Washington Post Jonathan Weisman \ Monday, June 30, 2008 2:35 PM
Subject: Obama's Independence Day pool report
Norton Canfield, a gray-haired, bearded park ranger with a braided pony tail, took Sen. Obama on the tour of Harry Truman’s stately, turn-of-the-century white Victorian home, first telling him that Bess Truman had died there at the age of 97. Obama inquired what Bess’s family had done to acquire such a house, which though no McMansion, must have been impressive for the time. Canfield answered that her father had been a wheat miller. Who knew?
Obama looked closely at the portrait of Truman above the mantle piece. When shown a living room portrait of Margaret, he asked whether she was the daughter whose singing had been given a bad review, prompting a threatened presidential punch in the nose. “I would have done the same thing if someone had something mean about my daughter,” Obama said.
When Canfield showed Obama Truman’s hat and coat hanging just beyond the foyer, he said, “The thing that I envy most about Truman was that when he was in the White House, he could go out and take a walk. He could put on that fedora and take a stroll, without someone following him.”
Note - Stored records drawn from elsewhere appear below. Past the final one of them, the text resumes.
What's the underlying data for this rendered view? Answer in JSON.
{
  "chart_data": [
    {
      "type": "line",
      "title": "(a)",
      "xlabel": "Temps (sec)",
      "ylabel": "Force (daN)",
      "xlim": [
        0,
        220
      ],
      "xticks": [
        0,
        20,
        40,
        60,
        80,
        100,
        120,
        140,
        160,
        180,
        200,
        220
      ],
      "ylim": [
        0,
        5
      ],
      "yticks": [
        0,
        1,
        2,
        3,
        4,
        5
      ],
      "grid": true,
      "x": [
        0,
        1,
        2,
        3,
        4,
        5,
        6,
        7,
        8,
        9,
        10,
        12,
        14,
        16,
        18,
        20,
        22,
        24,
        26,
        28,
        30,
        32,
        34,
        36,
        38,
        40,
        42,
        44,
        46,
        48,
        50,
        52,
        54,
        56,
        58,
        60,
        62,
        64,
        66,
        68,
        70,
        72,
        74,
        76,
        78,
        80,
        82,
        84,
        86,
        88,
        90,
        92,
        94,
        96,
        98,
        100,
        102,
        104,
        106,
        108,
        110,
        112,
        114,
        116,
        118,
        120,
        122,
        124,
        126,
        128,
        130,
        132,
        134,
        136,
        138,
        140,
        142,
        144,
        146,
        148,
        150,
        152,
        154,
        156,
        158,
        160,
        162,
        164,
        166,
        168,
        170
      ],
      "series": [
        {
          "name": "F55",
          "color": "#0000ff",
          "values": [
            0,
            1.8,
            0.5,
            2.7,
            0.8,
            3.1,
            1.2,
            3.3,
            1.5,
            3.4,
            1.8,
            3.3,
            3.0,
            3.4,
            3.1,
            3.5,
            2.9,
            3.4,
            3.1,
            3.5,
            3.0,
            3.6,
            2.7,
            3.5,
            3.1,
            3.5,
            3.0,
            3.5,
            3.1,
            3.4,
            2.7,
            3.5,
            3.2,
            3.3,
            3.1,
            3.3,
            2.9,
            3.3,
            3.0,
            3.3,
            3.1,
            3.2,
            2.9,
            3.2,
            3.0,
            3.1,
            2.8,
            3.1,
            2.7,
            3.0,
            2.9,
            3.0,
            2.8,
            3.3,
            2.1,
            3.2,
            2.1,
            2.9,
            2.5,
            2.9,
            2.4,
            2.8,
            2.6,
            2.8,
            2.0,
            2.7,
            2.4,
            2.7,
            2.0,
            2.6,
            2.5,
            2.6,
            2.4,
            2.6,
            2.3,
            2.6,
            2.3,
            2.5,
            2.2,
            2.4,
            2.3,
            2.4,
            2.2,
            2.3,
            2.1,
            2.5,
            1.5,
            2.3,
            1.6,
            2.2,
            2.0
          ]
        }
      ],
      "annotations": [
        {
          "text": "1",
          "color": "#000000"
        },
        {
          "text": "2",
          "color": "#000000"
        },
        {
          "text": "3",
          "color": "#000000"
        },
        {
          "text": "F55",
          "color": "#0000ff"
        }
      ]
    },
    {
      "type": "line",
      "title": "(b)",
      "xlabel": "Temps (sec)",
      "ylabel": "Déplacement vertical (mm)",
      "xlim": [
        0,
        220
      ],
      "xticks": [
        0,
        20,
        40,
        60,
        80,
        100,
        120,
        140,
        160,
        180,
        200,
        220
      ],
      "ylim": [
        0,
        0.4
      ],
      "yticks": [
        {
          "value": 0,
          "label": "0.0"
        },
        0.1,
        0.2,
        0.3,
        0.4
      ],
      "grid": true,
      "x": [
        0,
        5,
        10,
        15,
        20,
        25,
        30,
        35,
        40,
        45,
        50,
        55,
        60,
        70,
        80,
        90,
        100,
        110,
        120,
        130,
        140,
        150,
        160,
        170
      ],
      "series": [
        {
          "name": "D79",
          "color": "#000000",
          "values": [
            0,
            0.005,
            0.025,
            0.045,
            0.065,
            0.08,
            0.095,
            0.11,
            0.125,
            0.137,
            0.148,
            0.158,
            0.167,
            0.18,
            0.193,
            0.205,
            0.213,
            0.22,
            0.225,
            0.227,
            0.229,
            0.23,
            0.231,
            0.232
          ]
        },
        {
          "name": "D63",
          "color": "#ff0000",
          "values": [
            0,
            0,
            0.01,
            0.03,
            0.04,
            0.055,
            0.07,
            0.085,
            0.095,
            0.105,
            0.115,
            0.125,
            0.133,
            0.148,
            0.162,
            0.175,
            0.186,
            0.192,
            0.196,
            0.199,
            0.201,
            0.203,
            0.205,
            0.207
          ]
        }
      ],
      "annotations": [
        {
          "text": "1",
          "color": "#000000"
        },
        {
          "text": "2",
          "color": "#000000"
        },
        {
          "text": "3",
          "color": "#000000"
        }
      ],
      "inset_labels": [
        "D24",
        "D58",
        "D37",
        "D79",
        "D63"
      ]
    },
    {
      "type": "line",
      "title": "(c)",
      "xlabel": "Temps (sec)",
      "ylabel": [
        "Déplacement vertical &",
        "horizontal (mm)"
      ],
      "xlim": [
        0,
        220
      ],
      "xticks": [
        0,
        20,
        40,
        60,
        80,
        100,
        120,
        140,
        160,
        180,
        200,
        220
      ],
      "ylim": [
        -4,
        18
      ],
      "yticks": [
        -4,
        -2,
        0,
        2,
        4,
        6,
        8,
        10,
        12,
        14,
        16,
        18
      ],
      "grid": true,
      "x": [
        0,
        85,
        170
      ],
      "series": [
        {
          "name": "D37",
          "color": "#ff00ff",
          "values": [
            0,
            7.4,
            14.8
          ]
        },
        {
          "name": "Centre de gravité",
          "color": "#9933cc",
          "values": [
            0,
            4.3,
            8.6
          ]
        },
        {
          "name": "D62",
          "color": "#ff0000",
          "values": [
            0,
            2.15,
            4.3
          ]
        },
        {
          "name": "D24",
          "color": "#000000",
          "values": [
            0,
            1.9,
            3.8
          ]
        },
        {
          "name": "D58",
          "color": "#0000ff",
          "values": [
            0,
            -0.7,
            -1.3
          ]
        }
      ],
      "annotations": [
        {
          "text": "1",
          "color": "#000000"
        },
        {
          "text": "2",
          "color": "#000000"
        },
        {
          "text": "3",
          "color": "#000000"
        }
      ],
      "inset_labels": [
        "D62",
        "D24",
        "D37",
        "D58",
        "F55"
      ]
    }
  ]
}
Your pooler than felt plenty bad ruining the candidate’s day, although I must note that was some pretty confident talk regarding November.
The house’s interior was classic, Victorian bricabrac, dimly lit and loaded with furniture, decorations, photos and paintings. As Obama perused the photos on the Truman piano, he noted, “this is a very cozy house.” His attention was drawn to a large, wooden radio cabinet that brought up memories of his grandparents’ model.
“This brings back a lot of memories,” Obama said.
But what really got the candidate and his body man jazzed up was the 1972 Chrysler Newport Canfield showed him in the detached garage around back.
“I wonder what kind of mileage this gets,” Obama ruminated, as he marveled over the sprawling car Truman bought just six months before his death.
“I don’t know if it fits the new fuel efficiency plan,” his sidekick, Reggie, replied.
On the short stroll from the speech sight to the house, Obama first shook hands with about 100 well-wishers outside the auditorium, then walked down Truman Road, greeting knots of fans and walking up to houses to talk to bystanders.
Lynn Newell did not leap up to greet him.
“I think he has some great ideas. I think he’s young. I think he’s a change, but I’m not sure what we need right now,” the undecided independent said.
From Obama’s perspective, the more inviting tableau came from Tootsie Williams, a middle-aged African American sporting an Obama t-shirt of her design, and Debbie Twyman, her white counterpart in a Hillary Clinton t-shirt.
“You’ve got the face of the Democratic Party right here,” Twyman shouted as she gave Williams a hug.
“I always liked Obama,” Twyman later said. “I just wanted to vote for a woman this time.”